Francisco Baltazar Tavares caminhava todos os dias cerca de cinquenta minutos até um dos vinhedos da família Amaral para trabalhar, mas naquele dia em especial, quando estava quase chegando, teve a sensação de que devia voltar para casa.

Não era um rapaz que tinha pressentimentos com frequência, mas os tons de cinza e o vento forte que começou a lhe causar arrepios, foi o que decretou seu retorno imediato.

Assim que passou pela porta da inacabada residência de tijolos, aguardando sua camada final de pintura azul-marinho, conseguiu sentir o desespero do ambiente. Aquelas paredes agora estavam manchadas de carmesim.
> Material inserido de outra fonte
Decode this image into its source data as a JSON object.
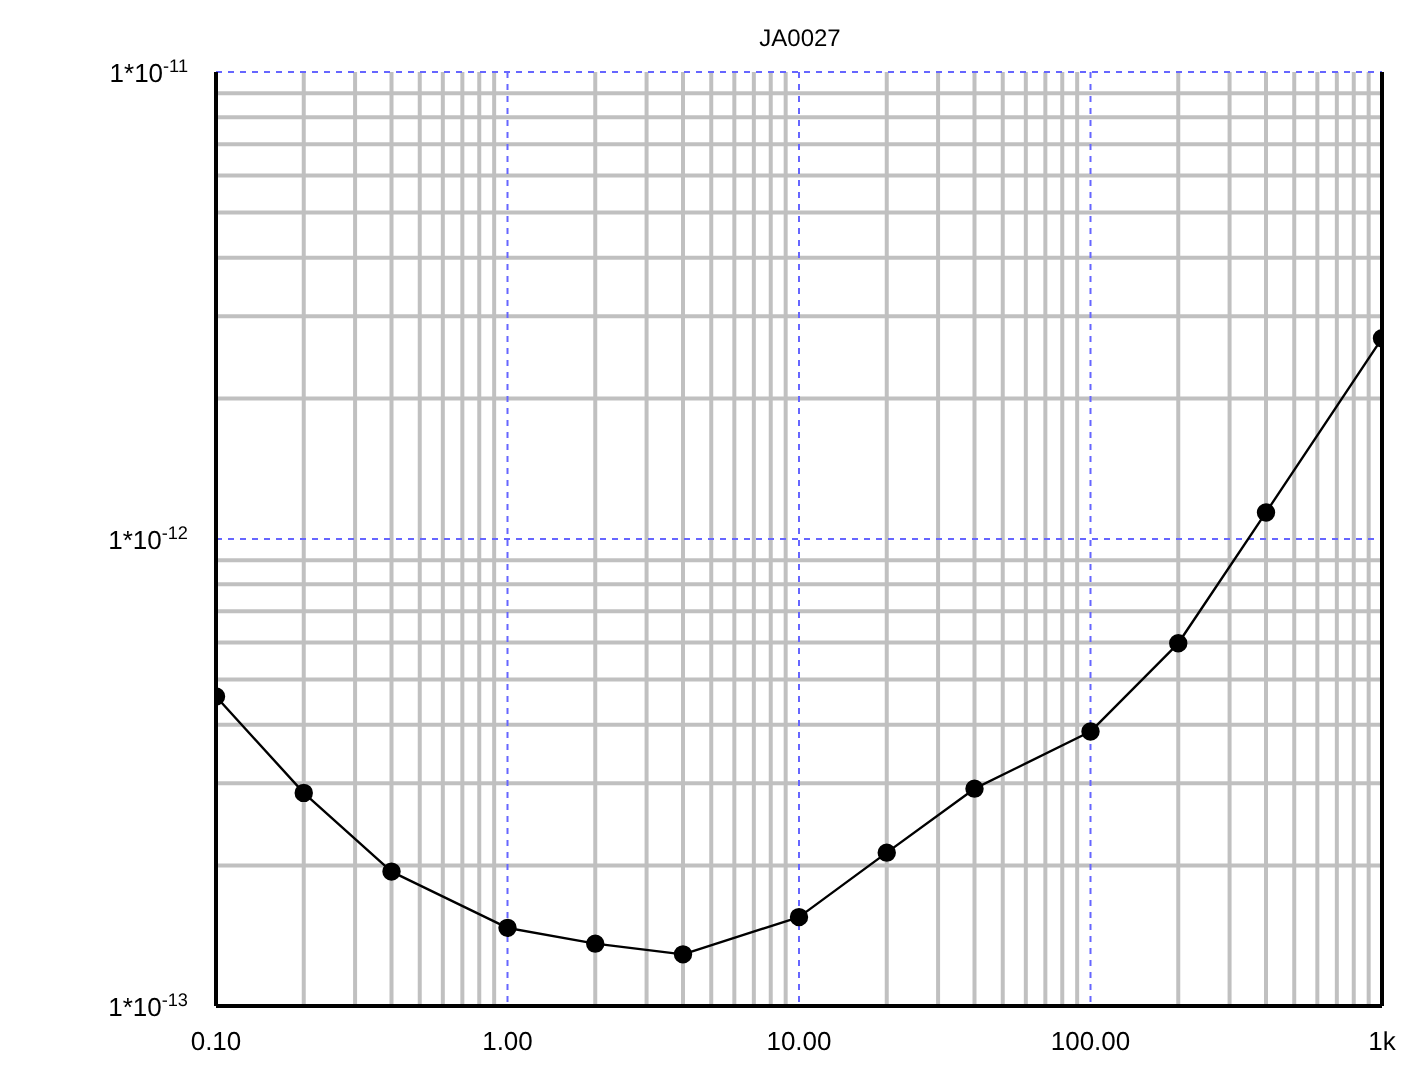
{
  "chart_data": {
    "type": "line",
    "title": "JA0027",
    "log": "xy",
    "grid": true,
    "marker": "circle",
    "line_style": "solid",
    "x": [
      0.1,
      0.2,
      0.4,
      1,
      2,
      4,
      10,
      20,
      40,
      100,
      200,
      400,
      1000
    ],
    "series": [
      {
        "color": "#000000",
        "values": [
          4.6e-13,
          2.86e-13,
          1.94e-13,
          1.47e-13,
          1.36e-13,
          1.29e-13,
          1.55e-13,
          2.13e-13,
          2.92e-13,
          3.87e-13,
          5.98e-13,
          1.14e-12,
          2.69e-12
        ]
      }
    ],
    "xlim": [
      0.1,
      1000
    ],
    "ylim": [
      1e-13,
      1e-11
    ],
    "xticks": [
      {
        "value": 0.1,
        "label": "0.10"
      },
      {
        "value": 0.2,
        "label": null
      },
      {
        "value": 0.3,
        "label": null
      },
      {
        "value": 0.4,
        "label": null
      },
      {
        "value": 0.5,
        "label": null
      },
      {
        "value": 0.6,
        "label": null
      },
      {
        "value": 0.7,
        "label": null
      },
      {
        "value": 0.8,
        "label": null
      },
      {
        "value": 0.9,
        "label": null
      },
      {
        "value": 1,
        "label": "1.00"
      },
      {
        "value": 2,
        "label": null
      },
      {
        "value": 3,
        "label": null
      },
      {
        "value": 4,
        "label": null
      },
      {
        "value": 5,
        "label": null
      },
      {
        "value": 6,
        "label": null
      },
      {
        "value": 7,
        "label": null
      },
      {
        "value": 8,
        "label": null
      },
      {
        "value": 9,
        "label": null
      },
      {
        "value": 10,
        "label": "10.00"
      },
      {
        "value": 20,
        "label": null
      },
      {
        "value": 30,
        "label": null
      },
      {
        "value": 40,
        "label": null
      },
      {
        "value": 50,
        "label": null
      },
      {
        "value": 60,
        "label": null
      },
      {
        "value": 70,
        "label": null
      },
      {
        "value": 80,
        "label": null
      },
      {
        "value": 90,
        "label": null
      },
      {
        "value": 100,
        "label": "100.00"
      },
      {
        "value": 200,
        "label": null
      },
      {
        "value": 300,
        "label": null
      },
      {
        "value": 400,
        "label": null
      },
      {
        "value": 500,
        "label": null
      },
      {
        "value": 600,
        "label": null
      },
      {
        "value": 700,
        "label": null
      },
      {
        "value": 800,
        "label": null
      },
      {
        "value": 900,
        "label": null
      },
      {
        "value": 1000,
        "label": "1k"
      }
    ],
    "yticks": [
      {
        "value": 1e-13,
        "label": "1*10$^{-13}$"
      },
      {
        "value": 2e-13,
        "label": null
      },
      {
        "value": 3e-13,
        "label": null
      },
      {
        "value": 4e-13,
        "label": null
      },
      {
        "value": 5e-13,
        "label": null
      },
      {
        "value": 6e-13,
        "label": null
      },
      {
        "value": 7e-13,
        "label": null
      },
      {
        "value": 8e-13,
        "label": null
      },
      {
        "value": 9e-13,
        "label": null
      },
      {
        "value": 1e-12,
        "label": "1*10$^{-12}$"
      },
      {
        "value": 2e-12,
        "label": null
      },
      {
        "value": 3e-12,
        "label": null
      },
      {
        "value": 4e-12,
        "label": null
      },
      {
        "value": 5e-12,
        "label": null
      },
      {
        "value": 6e-12,
        "label": null
      },
      {
        "value": 7e-12,
        "label": null
      },
      {
        "value": 8e-12,
        "label": null
      },
      {
        "value": 9e-12,
        "label": null
      },
      {
        "value": 1e-11,
        "label": "1*10$^{-11}$"
      }
    ]
  }
}
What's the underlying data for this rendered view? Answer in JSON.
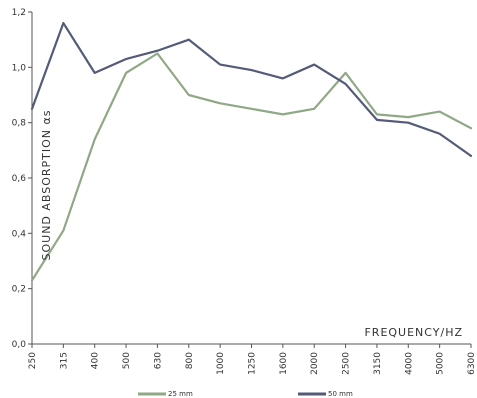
{
  "chart_data": {
    "type": "line",
    "ylabel": "SOUND ABSORPTION αs",
    "xlabel": "FREQUENCY/HZ",
    "categories": [
      "250",
      "315",
      "400",
      "500",
      "630",
      "800",
      "1000",
      "1250",
      "1600",
      "2000",
      "2500",
      "3150",
      "4000",
      "5000",
      "6300"
    ],
    "y_ticks": [
      "0,0",
      "0,2",
      "0,4",
      "0,6",
      "0,8",
      "1,0",
      "1,2"
    ],
    "ylim": [
      0,
      1.2
    ],
    "grid": false,
    "legend_position": "bottom",
    "series": [
      {
        "name": "25 mm",
        "color": "#8fa886",
        "values": [
          0.23,
          0.41,
          0.74,
          0.98,
          1.05,
          0.9,
          0.87,
          0.85,
          0.83,
          0.85,
          0.98,
          0.83,
          0.82,
          0.84,
          0.78
        ]
      },
      {
        "name": "50 mm",
        "color": "#545b78",
        "values": [
          0.85,
          1.16,
          0.98,
          1.03,
          1.06,
          1.1,
          1.01,
          0.99,
          0.96,
          1.01,
          0.94,
          0.81,
          0.8,
          0.76,
          0.68
        ]
      }
    ]
  }
}
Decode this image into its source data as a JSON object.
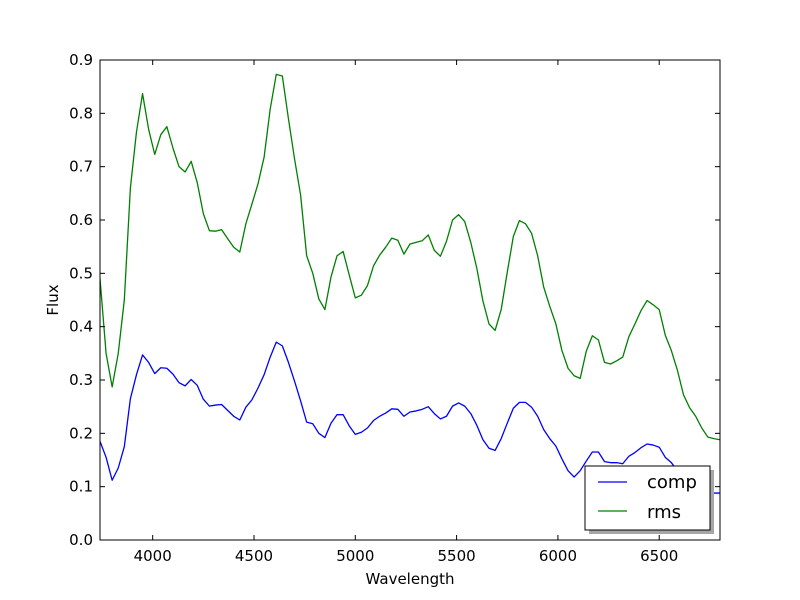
{
  "chart_data": {
    "type": "line",
    "title": "",
    "xlabel": "Wavelength",
    "ylabel": "Flux",
    "xlim": [
      3740,
      6800
    ],
    "ylim": [
      0.0,
      0.9
    ],
    "xticks": [
      4000,
      4500,
      5000,
      5500,
      6000,
      6500
    ],
    "xtick_labels": [
      "4000",
      "4500",
      "5000",
      "5500",
      "6000",
      "6500"
    ],
    "yticks": [
      0.0,
      0.1,
      0.2,
      0.3,
      0.4,
      0.5,
      0.6,
      0.7,
      0.8,
      0.9
    ],
    "ytick_labels": [
      "0.0",
      "0.1",
      "0.2",
      "0.3",
      "0.4",
      "0.5",
      "0.6",
      "0.7",
      "0.8",
      "0.9"
    ],
    "grid": false,
    "legend_position": "lower-right",
    "series": [
      {
        "name": "comp",
        "color": "#0000ff",
        "x": [
          3740,
          3770,
          3800,
          3830,
          3860,
          3890,
          3920,
          3950,
          3980,
          4010,
          4040,
          4070,
          4100,
          4130,
          4160,
          4190,
          4220,
          4250,
          4280,
          4310,
          4340,
          4370,
          4400,
          4430,
          4460,
          4490,
          4520,
          4550,
          4580,
          4610,
          4640,
          4670,
          4700,
          4730,
          4760,
          4790,
          4820,
          4850,
          4880,
          4910,
          4940,
          4970,
          5000,
          5030,
          5060,
          5090,
          5120,
          5150,
          5180,
          5210,
          5240,
          5270,
          5300,
          5330,
          5360,
          5390,
          5420,
          5450,
          5480,
          5510,
          5540,
          5570,
          5600,
          5630,
          5660,
          5690,
          5720,
          5750,
          5780,
          5810,
          5840,
          5870,
          5900,
          5930,
          5960,
          5990,
          6020,
          6050,
          6080,
          6110,
          6140,
          6170,
          6200,
          6230,
          6260,
          6290,
          6320,
          6350,
          6380,
          6410,
          6440,
          6470,
          6500,
          6530,
          6560,
          6590,
          6620,
          6650,
          6680,
          6710,
          6740,
          6770,
          6800
        ],
        "values": [
          0.185,
          0.155,
          0.112,
          0.135,
          0.175,
          0.265,
          0.31,
          0.347,
          0.333,
          0.312,
          0.323,
          0.322,
          0.311,
          0.295,
          0.289,
          0.301,
          0.29,
          0.264,
          0.251,
          0.253,
          0.254,
          0.243,
          0.232,
          0.225,
          0.249,
          0.263,
          0.285,
          0.31,
          0.343,
          0.371,
          0.364,
          0.333,
          0.298,
          0.261,
          0.221,
          0.218,
          0.2,
          0.192,
          0.219,
          0.235,
          0.235,
          0.214,
          0.198,
          0.202,
          0.21,
          0.224,
          0.232,
          0.238,
          0.246,
          0.245,
          0.232,
          0.24,
          0.242,
          0.245,
          0.25,
          0.237,
          0.227,
          0.232,
          0.251,
          0.257,
          0.251,
          0.237,
          0.215,
          0.188,
          0.172,
          0.168,
          0.19,
          0.219,
          0.247,
          0.258,
          0.258,
          0.249,
          0.232,
          0.207,
          0.19,
          0.176,
          0.152,
          0.13,
          0.118,
          0.13,
          0.148,
          0.165,
          0.165,
          0.147,
          0.145,
          0.145,
          0.143,
          0.157,
          0.164,
          0.173,
          0.18,
          0.178,
          0.174,
          0.155,
          0.145,
          0.13,
          0.11,
          0.1,
          0.094,
          0.09,
          0.088,
          0.088,
          0.088
        ]
      },
      {
        "name": "rms",
        "color": "#008000",
        "x": [
          3740,
          3770,
          3800,
          3830,
          3860,
          3890,
          3920,
          3950,
          3980,
          4010,
          4040,
          4070,
          4100,
          4130,
          4160,
          4190,
          4220,
          4250,
          4280,
          4310,
          4340,
          4370,
          4400,
          4430,
          4460,
          4490,
          4520,
          4550,
          4580,
          4610,
          4640,
          4670,
          4700,
          4730,
          4760,
          4790,
          4820,
          4850,
          4880,
          4910,
          4940,
          4970,
          5000,
          5030,
          5060,
          5090,
          5120,
          5150,
          5180,
          5210,
          5240,
          5270,
          5300,
          5330,
          5360,
          5390,
          5420,
          5450,
          5480,
          5510,
          5540,
          5570,
          5600,
          5630,
          5660,
          5690,
          5720,
          5750,
          5780,
          5810,
          5840,
          5870,
          5900,
          5930,
          5960,
          5990,
          6020,
          6050,
          6080,
          6110,
          6140,
          6170,
          6200,
          6230,
          6260,
          6290,
          6320,
          6350,
          6380,
          6410,
          6440,
          6470,
          6500,
          6530,
          6560,
          6590,
          6620,
          6650,
          6680,
          6710,
          6740,
          6770,
          6800
        ],
        "values": [
          0.49,
          0.35,
          0.287,
          0.35,
          0.45,
          0.66,
          0.765,
          0.837,
          0.77,
          0.723,
          0.76,
          0.775,
          0.735,
          0.7,
          0.69,
          0.71,
          0.67,
          0.612,
          0.58,
          0.579,
          0.582,
          0.565,
          0.549,
          0.54,
          0.593,
          0.63,
          0.668,
          0.718,
          0.808,
          0.873,
          0.87,
          0.79,
          0.715,
          0.647,
          0.533,
          0.5,
          0.452,
          0.432,
          0.493,
          0.533,
          0.541,
          0.497,
          0.454,
          0.459,
          0.477,
          0.514,
          0.534,
          0.549,
          0.566,
          0.562,
          0.536,
          0.555,
          0.558,
          0.561,
          0.572,
          0.543,
          0.532,
          0.56,
          0.6,
          0.61,
          0.597,
          0.558,
          0.509,
          0.448,
          0.405,
          0.393,
          0.432,
          0.502,
          0.569,
          0.599,
          0.593,
          0.575,
          0.533,
          0.474,
          0.438,
          0.405,
          0.355,
          0.322,
          0.308,
          0.303,
          0.354,
          0.383,
          0.375,
          0.333,
          0.33,
          0.336,
          0.343,
          0.381,
          0.405,
          0.43,
          0.449,
          0.441,
          0.432,
          0.384,
          0.355,
          0.318,
          0.272,
          0.248,
          0.232,
          0.21,
          0.193,
          0.19,
          0.188
        ]
      }
    ]
  }
}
O pai foi o primeiro que encontrou de bruços no meio da cozinha. Ele tinha o braço estendido na direção da pia onde ficava escondida a arma da casa. Se aproximou tentando juntar coragem para virá-lo e ao fazer isso, teve as mãos manchadas contendo seu sangue.

O choque em seu rosto ficaria gravado na memória de Francisco e iria surgir em seus pesadelos nos próximos anos. Mesmo tremendo de pavor, conseguiu fechar os olhos dele para que ninguém mais o visse daquela forma.

Após sair daquele cômodo, teve um sobressalto ao perceber que não estava sozinho na casa. Alguns homens, três pelo que conseguiu perceber, vasculharam cada centímetro da casa mexendo em gavetas, armários, tirando tudo para fora causando um verdadeiro caos.

Francisco sabia que devia ter saído correndo daquela cena pavorosa e nunca mais voltar, até poderia fazer isso sem ser notado por conta de sua baixa estatura, mas por conta de sua juventude, a imprudência falou mais alto e com indignação partiu para cima do primeiro que viu.

Apesar da surpresa inicial, o homem era muito mais forte que seu corpo de quatorze anos e o subjugou tão rápido que Francisco se viu com o rosto colado ao chão com o joelho do invasor pressionando suas costas.

— Quem são vocês? — Gritou tentando se soltar a todo custo — Porque fizeram isso? Ele nunca machucou ninguém!

Francisco estava pressionado contra o chão, com o peso esmagador do joelho do invasor em suas costas, imobilizando-o. Seu rosto estava colado ao piso frio e áspero, enquanto a mente lutava para compreender o horror que se desenrolava ao seu redor. A cozinha, outrora familiar e acolhedora, agora se tornava um cenário de caos e violência.

Enquanto estava ali, impotente, ouviu os homens conversando entre si. A razão para aquela brutalidade finalmente foi revelada: uma dívida não paga. Francisco soube então que seu pai não era o responsável; seu tio é quem havia se endividado além do que podia pagar. A compreensão dessa verdade veio como um golpe, deixando Francisco chocado e atordoado.

A crueldade da situação ficou ainda mais evidente quando percebeu que, na ausência do pagamento, os cobradores se voltaram contra a família, determinado a não deixar ninguém escapar. Francisco entendeu que agora ele teria que lidar com essa dívida, enfrentando a ameaça de um destino similar ao de seu pai.

O coração de Francisco batia furiosamente contra o peito, cada palavra que ouviu penetrando como uma lâmina afiada. Ele se viu impotente, esmagado pela brutalidade da revelação e pelo peso da responsabilidade que agora recaía sobre ele.

Os invasores largaram Francisco no chão onde permaneceu até escurecer e uma chuva intensa ter assolado a região. Foi obrigado a ficar com o cadáver do pai a noite toda e quando amanheceu não se via mais o olhar de inocência em suas feições , enterrou o pai sozinho e jurou a si mesmo que depois de pagar tudo para aqueles homens, iria atrás do tio para fazê-lo sofrer tanto quanto ele naquela manhã cinzenta.